The Last Time

Quebrando o hábito


Anita acordou em um sobressalto; havia adormecido na metade do DVD. Olhou ao redor, estava escuro e o quarto não lhe era familiar, só então notou o braço que envolvia caloroso sua cintura. O relógio digital ao lado da cama mostrava que era 2h da manhã. Ela sorriu; havia cochilado no sofá e agora acordara na cama aconchegada pelo abraço de Mike. Virou o corpo para que pudesse ficar de frente para o rosto adormecido dele, os olhos levemente puxados fechados na pele clara, a barba escura e espessa emoldurando o rosto asiático tranquilo.

Ela passou as costas da mão pelo rosto dele que pareceu despertar, mas sem abrir os olhos.

- Ann? – A voz dele soou rouca e arrastada pelo sono.

- Sim.

- Já é de manhã?

- Não.

- Hum – ele grunhiu quase voltando ao sono novamente.

- Você devia ter me acordado – Ela ainda acariciava o rosto dele.

- Eu não consegui, seu sono era bonito demais para atrapalhar - Ela riu baixo, ele abriu os olhos e continuou – Se eu fosse um cara decente eu tinha te colocado no quarto de hóspedes.

- E por que não colocou?

O braço dele que a envolvia a puxou para mais próximo dele e ela encostou o rosto em seu peito.

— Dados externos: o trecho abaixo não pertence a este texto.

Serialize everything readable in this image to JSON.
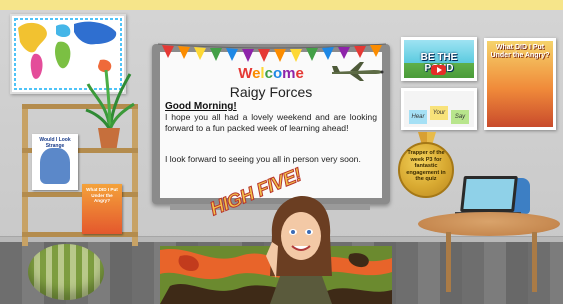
{
  "whiteboard": {
    "welcome_letters": [
      {
        "ch": "W",
        "color": "#e53935"
      },
      {
        "ch": "e",
        "color": "#fb8c00"
      },
      {
        "ch": "l",
        "color": "#fdd835"
      },
      {
        "ch": "c",
        "color": "#43a047"
      },
      {
        "ch": "o",
        "color": "#1e88e5"
      },
      {
        "ch": "m",
        "color": "#8e24aa"
      },
      {
        "ch": "e",
        "color": "#e53935"
      }
    ],
    "class_name": "Raigy Forces",
    "greeting": "Good Morning!",
    "message_1": "I hope you all had a lovely weekend and are looking forward to a fun packed week of learning ahead!",
    "message_2": "I look forward to seeing you all in person very soon."
  },
  "links": {
    "pond_video_title": "BE THE POND",
    "sticky_notes": [
      "Hear",
      "Your",
      "Say"
    ],
    "book_card_title": "What DID I Put Under the Angry?"
  },
  "medal": {
    "text": "Trapper of the week P3 for fantastic engagement in the quiz"
  },
  "shelf_books": {
    "book1_title": "Would I Look Strange",
    "book2_title": "What DID I Put Under the Angry?"
  },
  "sticker": {
    "text": "HIGH FIVE!"
  },
  "colors": {
    "topbar": "#f6e58a",
    "wall": "#d4d4d4",
    "accent_red": "#e53935"
  },
  "icons": [
    "world-map-icon",
    "plant-icon",
    "airplane-icon",
    "medal-icon",
    "laptop-icon",
    "play-icon"
  ]
}
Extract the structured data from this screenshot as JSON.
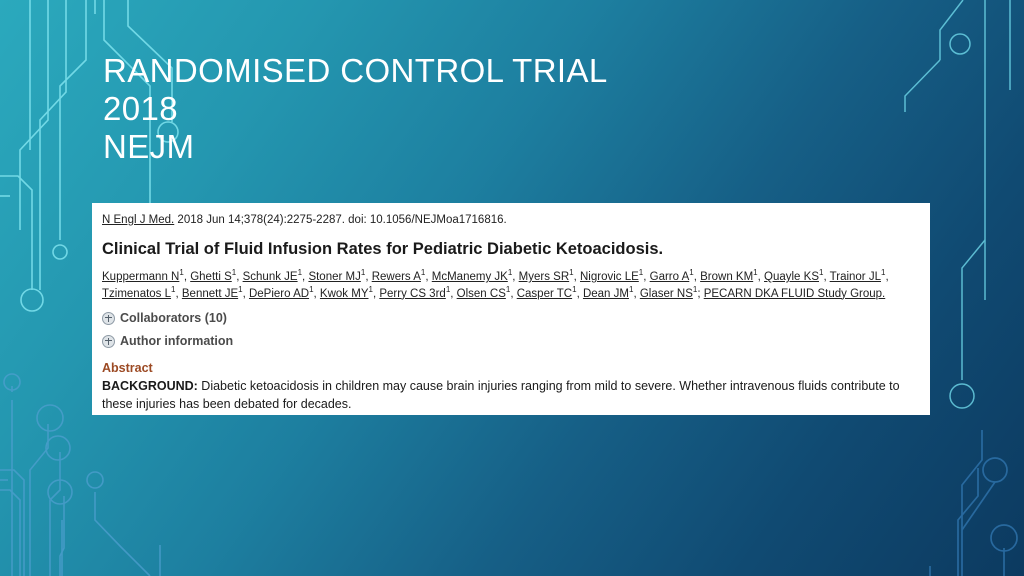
{
  "slide": {
    "title_lines": [
      "RANDOMISED CONTROL TRIAL",
      "2018",
      "NEJM"
    ],
    "background_accent": "#2ba9bd",
    "background_deep": "#0c3a60",
    "trace_color": "#7fe3ef"
  },
  "article": {
    "journal": "N Engl J Med.",
    "citation_rest": " 2018 Jun 14;378(24):2275-2287. doi: 10.1056/NEJMoa1716816.",
    "title": "Clinical Trial of Fluid Infusion Rates for Pediatric Diabetic Ketoacidosis.",
    "authors": [
      "Kuppermann N",
      "Ghetti S",
      "Schunk JE",
      "Stoner MJ",
      "Rewers A",
      "McManemy JK",
      "Myers SR",
      "Nigrovic LE",
      "Garro A",
      "Brown KM",
      "Quayle KS",
      "Trainor JL",
      "Tzimenatos L",
      "Bennett JE",
      "DePiero AD",
      "Kwok MY",
      "Perry CS 3rd",
      "Olsen CS",
      "Casper TC",
      "Dean JM",
      "Glaser NS"
    ],
    "author_affiliation_marker": "1",
    "study_group": "PECARN DKA FLUID Study Group.",
    "collaborators_label": "Collaborators (10)",
    "author_information_label": "Author information",
    "abstract_heading": "Abstract",
    "abstract_label": "BACKGROUND:",
    "abstract_text": " Diabetic ketoacidosis in children may cause brain injuries ranging from mild to severe. Whether intravenous fluids contribute to these injuries has been debated for decades.",
    "abstract_heading_color": "#9c4a24"
  }
}
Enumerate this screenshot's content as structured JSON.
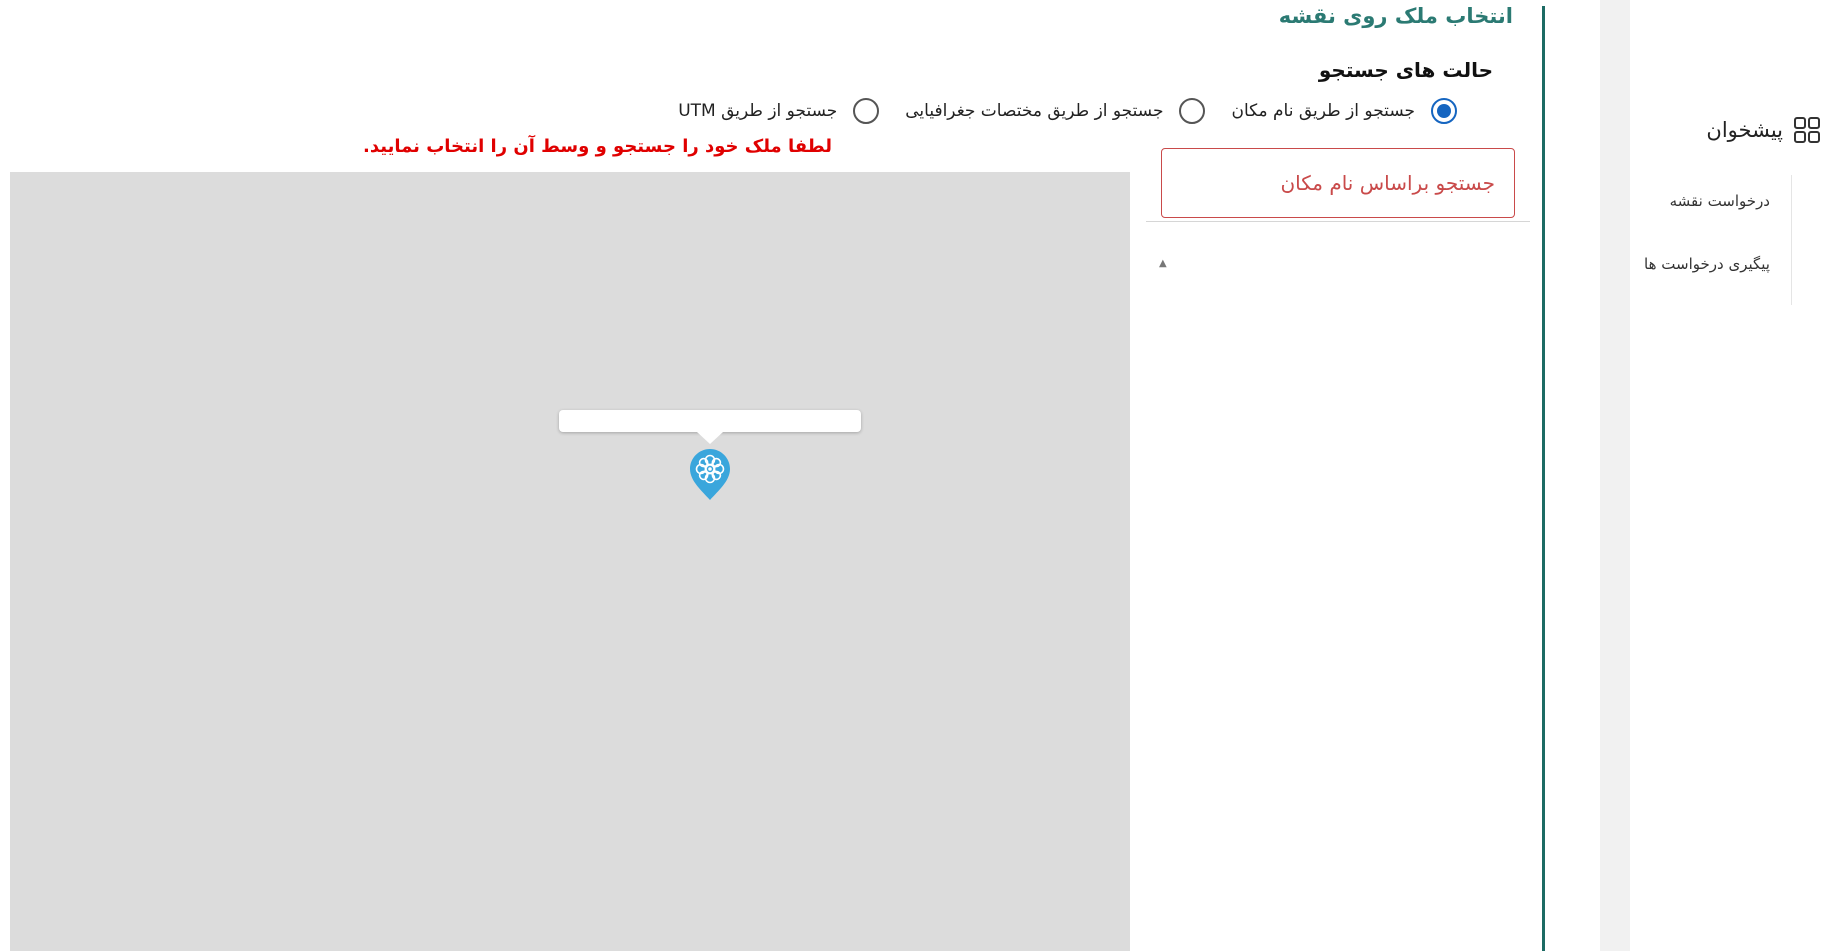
{
  "sidebar": {
    "header_label": "پیشخوان",
    "header_icon": "grid-icon",
    "items": [
      {
        "label": "درخواست نقشه"
      },
      {
        "label": "پیگیری درخواست ها"
      }
    ]
  },
  "main": {
    "title": "انتخاب ملک روی نقشه",
    "modes_heading": "حالت های جستجو",
    "search_modes": [
      {
        "label": "جستجو از طریق نام مکان",
        "selected": true
      },
      {
        "label": "جستجو از طریق مختصات جغرافیایی",
        "selected": false
      },
      {
        "label": "جستجو از طریق UTM",
        "selected": false
      }
    ],
    "search": {
      "placeholder": "جستجو براساس نام مکان",
      "value": ""
    },
    "error_message": "لطفا ملک خود را جستجو و وسط آن را انتخاب نمایید.",
    "results_caret": "▲"
  },
  "map": {
    "background_color": "#dcdcdc",
    "marker_icon": "location-pin-icon",
    "marker_color": "#3aa6dc"
  },
  "colors": {
    "accent": "#1d6b64",
    "title": "#2b7a73",
    "error": "#e00000",
    "radio_selected": "#1565c0"
  }
}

- Porque eu sou um cara muito egoísta, não ia conseguir passar a noite longe de você.

Ela abriu um sorriso.

- Ah é? E como antes você conseguia?

- É, mas antes a tentação não estava dormindo na minha casa.

Ela depositou um beijo suave no pescoço dele.

- Fico feliz por não ter me acordado.

- Ah é? Se você gostou então eu posso fazer mais vezes?

- É claro que pode,você não tem ideia do quanto me faz bem.

Ele fechou os olhos novamente e sorriu.

- Você me faz um bem muito maior.

Ela se esticou um pouco e beijou seus lábios.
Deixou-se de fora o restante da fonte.